Fernando
Henrique Cardoso served two terms as president of the Federative
Republic of Brazil from January 1, 1995, to January 1, 2003, winning
both elections with an absolute majority. As
president of Brazil, Dr. Cardoso strengthened political institutions,
increased economic stability and growth, and expanded educational
opportunities for all Brazilians while promoting human rights and
development. During his tenure, high school enrollments expanded by more
than one third, and the number of students entering college each year
doubled. Dr. Cardoso’s emphasis on improving health care in poor rural
areas resulted in a 25 percent decrease in infant mortality. As his term
drew to a close, Brazilians named Dr. Cardoso the best president in
their history in a poll published in December 2002. The United Nations
Development Program also recognized his work with the inaugural Mahbub
ul Haq Award for Outstanding Contribution to Human Development.

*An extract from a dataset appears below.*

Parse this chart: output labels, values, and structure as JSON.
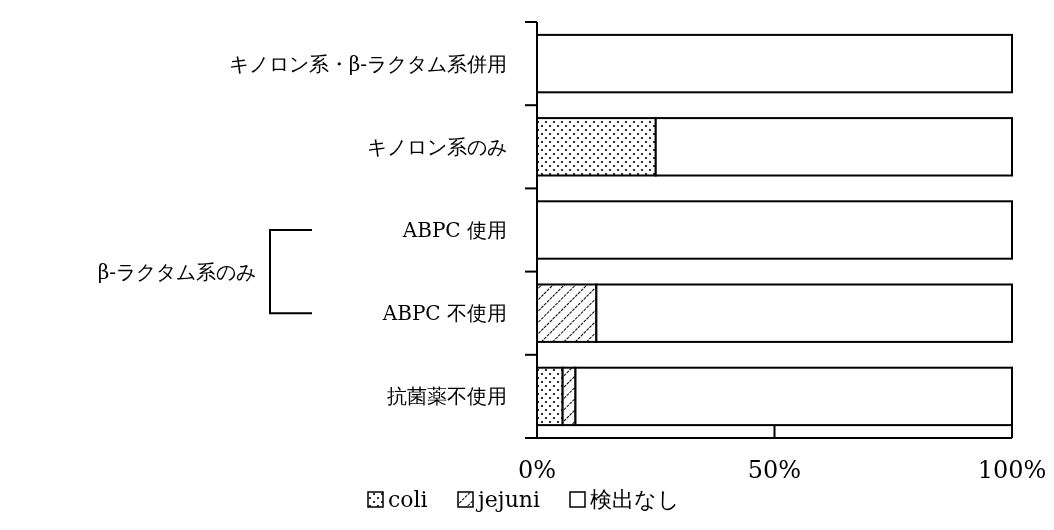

Dr. Cardoso currently chairs the Club
of Madrid and the High Level Panel of Eminent Persons on United
Nations-Civil Society Relations and serves as co-chairman of the
Inter-American Dialogue and as coordinator of the working group in
charge of reviewing the process of Ibero-American Summits. He is also
emeritus professor of political science at the University of São
Paulo. His main works in English include Charting a New Course: The
Politics of Globalization and Social Transformation (2001, M.Font
editor) and Dependency and Development in Latin America (with E.
Faletto, 1979). He has received honorary doctorates from universities in
Chile, France, Germany, Israel, Italy, Japan, Portugal, Russia, Spain,
the United Kingdom, the United States, and Venezuela. Dr. Cardoso is
also foreign honorary member of the American Academy of Arts and
Sciences.
A sociologist trained at the
University of São Paulo, Dr. Cardoso emerged in the late 1960s as an
influential intellectual, analyzing large-scale social change,
international development, dependency, democracy, and state reform. He
became deeply involved in Brazil’s struggle to overcome the
authoritarian military regime in power from 1964 to1985. In the late
1960s, he was arrested and interrogated by military intelligence agents,
and his research institute was bombed by terrorists. To escape
persecution by the military, he spent the 1970s and early 1980s teaching
in the United States, France, and Chile. He was elected senator in 1982
as a proponent of democratic reform and served as a founding member of
the Brazilian Social Democratic Party (PSDB). In 1986 he was selected
as Fulbright Program 40th anniversary distinguished fellow and lectured
at Columbia University on democracy in Brazil. Before his election as
president, he served as minister of foreign relations in 1992-1993 and
as minister of finance in 1993-1994.
He was born in Rio de Janeiro in
1931 and was married to the late Ruth Cardoso, a former Fulbright
scholar at Columbia University. They have three children.